Why a “Renovation Loan” Works For You – Part 5 – The most important player in the rehab home renovation process.

Part 5 – Rationale:

You get a phone call from a potential buyer or from a lender asking the question – Can you do a 203K Work Write Up? Normally the answer should be “Yes”. However, after getting the information on the details of the project, I ask this question, “Has the buyer selected a general contractor?”

Well…

This may sound absurd but the most important person on this process is not the lender (whom controls the loan and distributes the funds) nor the borrower (whom found the home and will be paying the mortgage) but you guess it, it’s the general contractor.

The role of a General Contractor

contractor 1

Most rehab lenders have a standard procedure to assess a contractor’s eligibility. A general contractor is required to submit cost estimates along with the license documentation, a copy of the commercial liability insurance policy needs to be submitted for approval. It does not hurt to have references, credentials and financial data at the ready, if asked from the lender.

Then an agreement is reached with the contractor to complete the work at the agreed price within the stipulated timeframe. An IRS w-9 form must also be collected for the general contractor and for any other vendors involved in the completion of the renovation work. This step is necessary prior to release of any fund advance to the contractor for initiation of the repair work.

A general contractor is expected to complete the proposed work in accordance with the details outlined in the written estimate, homeowner/contractor agreement and approved change orders. All the repair work and improvements should be completed under the applicable local codes and ordinances. Several permits are necessary and must be secured prior to beginning any concerned work. All payments required for permits will generally be listed in the 203k contractor’s bid sheet.

Contractors need to understand the following

The borrower is responsible for approving, selecting and hiring whichever contractor they want, however for a large construction project, I recommend at least three contractor’s bids, including the borrower’s contractor. Why? Because as the borrower, you will have to live with the results after the contractors collected their payments and the borrower will have to pay on the mortgage. During the construction process, there will be issues that we all have to agree on. In addition, each contractor bid will not come out the same price, but the scope of work will have to be the same as the Preliminary Work Write Up (Feasibility Study). The lowest bid does not mean the borrower will select that contractor. That contractor may have to explain how they got those numbers. My job as a consultant is to review each of proposed cost in thorough detail. It is my responsibility to ensure that the repair costs are acceptable and within reasonable estimates. Anything that is deemed to be excess or unnecessary is resolved on consultation with the borrower, contractor and the lender.

The compensation structure setup by these types of loans does not always permit contractors to receive pre-renovation deposits/start-up funds. This is very important, general contractors must be financially capable of affording the start-up costs and ongoing expenses with any rehab renovation project. Ample credit lines with suppliers and subs and/or sufficient capital/reserves will be verified as part of the certification process.

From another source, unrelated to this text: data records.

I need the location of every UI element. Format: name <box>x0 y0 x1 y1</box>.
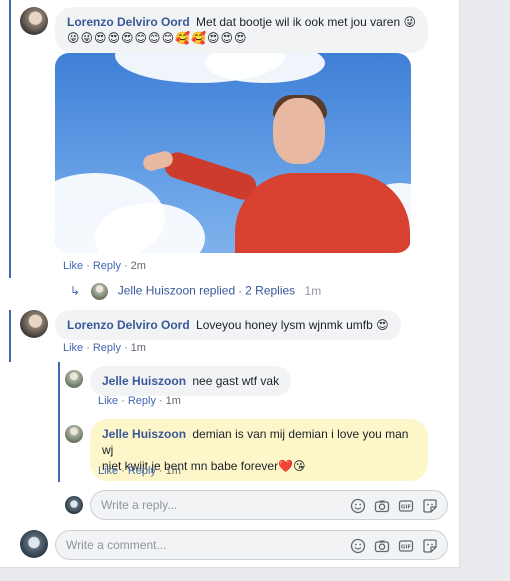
reply-time[interactable]: 1m <box>166 465 181 477</box>
comment-actions: Like · Reply · 1m <box>63 342 146 354</box>
reply-author[interactable]: Jelle Huiszoon <box>102 427 186 441</box>
comment-input-placeholder: Write a comment... <box>66 538 167 552</box>
reply-author[interactable]: Jelle Huiszoon <box>102 374 186 388</box>
replies-count[interactable]: 2 Replies <box>245 284 295 298</box>
comment-author[interactable]: Lorenzo Delviro Oord <box>67 318 190 332</box>
reply-actions: Like · Reply · 1m <box>98 395 181 407</box>
svg-text:GIF: GIF <box>401 505 412 511</box>
comment-time[interactable]: 2m <box>131 260 146 272</box>
like-link[interactable]: Like <box>63 260 83 272</box>
comment-photo[interactable] <box>55 53 411 253</box>
gif-icon[interactable]: GIF <box>397 537 415 555</box>
avatar <box>91 283 109 300</box>
reply-thread-line <box>58 362 60 482</box>
comment-bubble: Lorenzo Delviro Oord Loveyou honey lysm … <box>55 310 401 340</box>
avatar[interactable] <box>20 7 48 35</box>
like-link[interactable]: Like <box>98 465 118 477</box>
sticker-icon[interactable] <box>421 537 439 555</box>
reply-arrow-icon: ↳ <box>70 283 81 298</box>
reply-actions: Like · Reply · 1m <box>98 465 181 477</box>
reply-link[interactable]: Reply <box>93 342 121 354</box>
reply-bubble: Jelle Huiszoon nee gast wtf vak <box>90 366 292 396</box>
comment-time[interactable]: 1m <box>131 342 146 354</box>
avatar[interactable] <box>65 370 83 388</box>
reply-link[interactable]: Reply <box>128 395 156 407</box>
gif-icon[interactable]: GIF <box>397 497 415 515</box>
avatar[interactable] <box>20 310 48 338</box>
comment-bubble: Lorenzo Delviro Oord Met dat bootje wil … <box>55 7 428 53</box>
reply-link[interactable]: Reply <box>128 465 156 477</box>
like-link[interactable]: Like <box>63 342 83 354</box>
svg-text:GIF: GIF <box>401 545 412 551</box>
reply-time[interactable]: 1m <box>166 395 181 407</box>
smiley-icon[interactable] <box>349 497 367 515</box>
camera-icon[interactable] <box>373 497 391 515</box>
avatar[interactable] <box>65 425 83 443</box>
reply-input-tools: GIF <box>349 497 439 515</box>
reply-text: nee gast wtf vak <box>192 374 280 388</box>
comment-input[interactable]: Write a comment... GIF <box>55 530 448 560</box>
reply-link[interactable]: Reply <box>93 260 121 272</box>
reply-input[interactable]: Write a reply... GIF <box>90 490 448 520</box>
comment-input-tools: GIF <box>349 537 439 555</box>
comments-panel: Lorenzo Delviro Oord Met dat bootje wil … <box>0 0 460 568</box>
replied-time: 1m <box>304 283 322 298</box>
thread-line <box>9 310 11 362</box>
replies-summary[interactable]: ↳ Jelle Huiszoon replied · 2 Replies 1m <box>70 283 321 300</box>
comment-text: Met dat bootje wil ik ook met jou varen … <box>196 15 416 29</box>
photo-subject <box>161 148 260 204</box>
smiley-icon[interactable] <box>349 537 367 555</box>
comment-actions: Like · Reply · 2m <box>63 260 146 272</box>
comment-emojis: 😜😜😍😍😍😊😊😊🥰🥰😍😍😍 <box>67 31 248 45</box>
camera-icon[interactable] <box>373 537 391 555</box>
comment-author[interactable]: Lorenzo Delviro Oord <box>67 15 190 29</box>
replied-name[interactable]: Jelle Huiszoon replied <box>118 284 235 298</box>
avatar <box>20 530 48 558</box>
like-link[interactable]: Like <box>98 395 118 407</box>
thread-line <box>9 0 11 278</box>
sticker-icon[interactable] <box>421 497 439 515</box>
comment-text: Loveyou honey lysm wjnmk umfb 😍 <box>196 318 389 332</box>
avatar <box>65 496 83 514</box>
reply-input-placeholder: Write a reply... <box>101 498 178 512</box>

So, how do the general contractors get paid?

contractor 2

The contractors are paid in a series of draws by the borrower’s lender through escrowed funds. At closing, the lender places the rehab/improvement funds into an escrow account. The general contractors need to be as knowledgeable as possible regarding the rehab process. The exception that a general contractor will receive funds at startups is the FHA 203k Limited. The general contractor receives a maximum of two (2) payments. After closing on the home, contractors may receive a portion of the job cost (maximum 50%) as a pre-construction payment, subject to lender approval but may take weeks to arrive. Therefore, contractors must be financially capable of affording all the start-up costs and a portion of the ongoing expenses with the 203k project (ample credit lines with suppliers and subs and/or sufficient capital/reserves). Once all the work is complete, the contractors can request final payment of the remaining portion of the job cost according to the proposal that was submitted and approved by the borrower and the lender.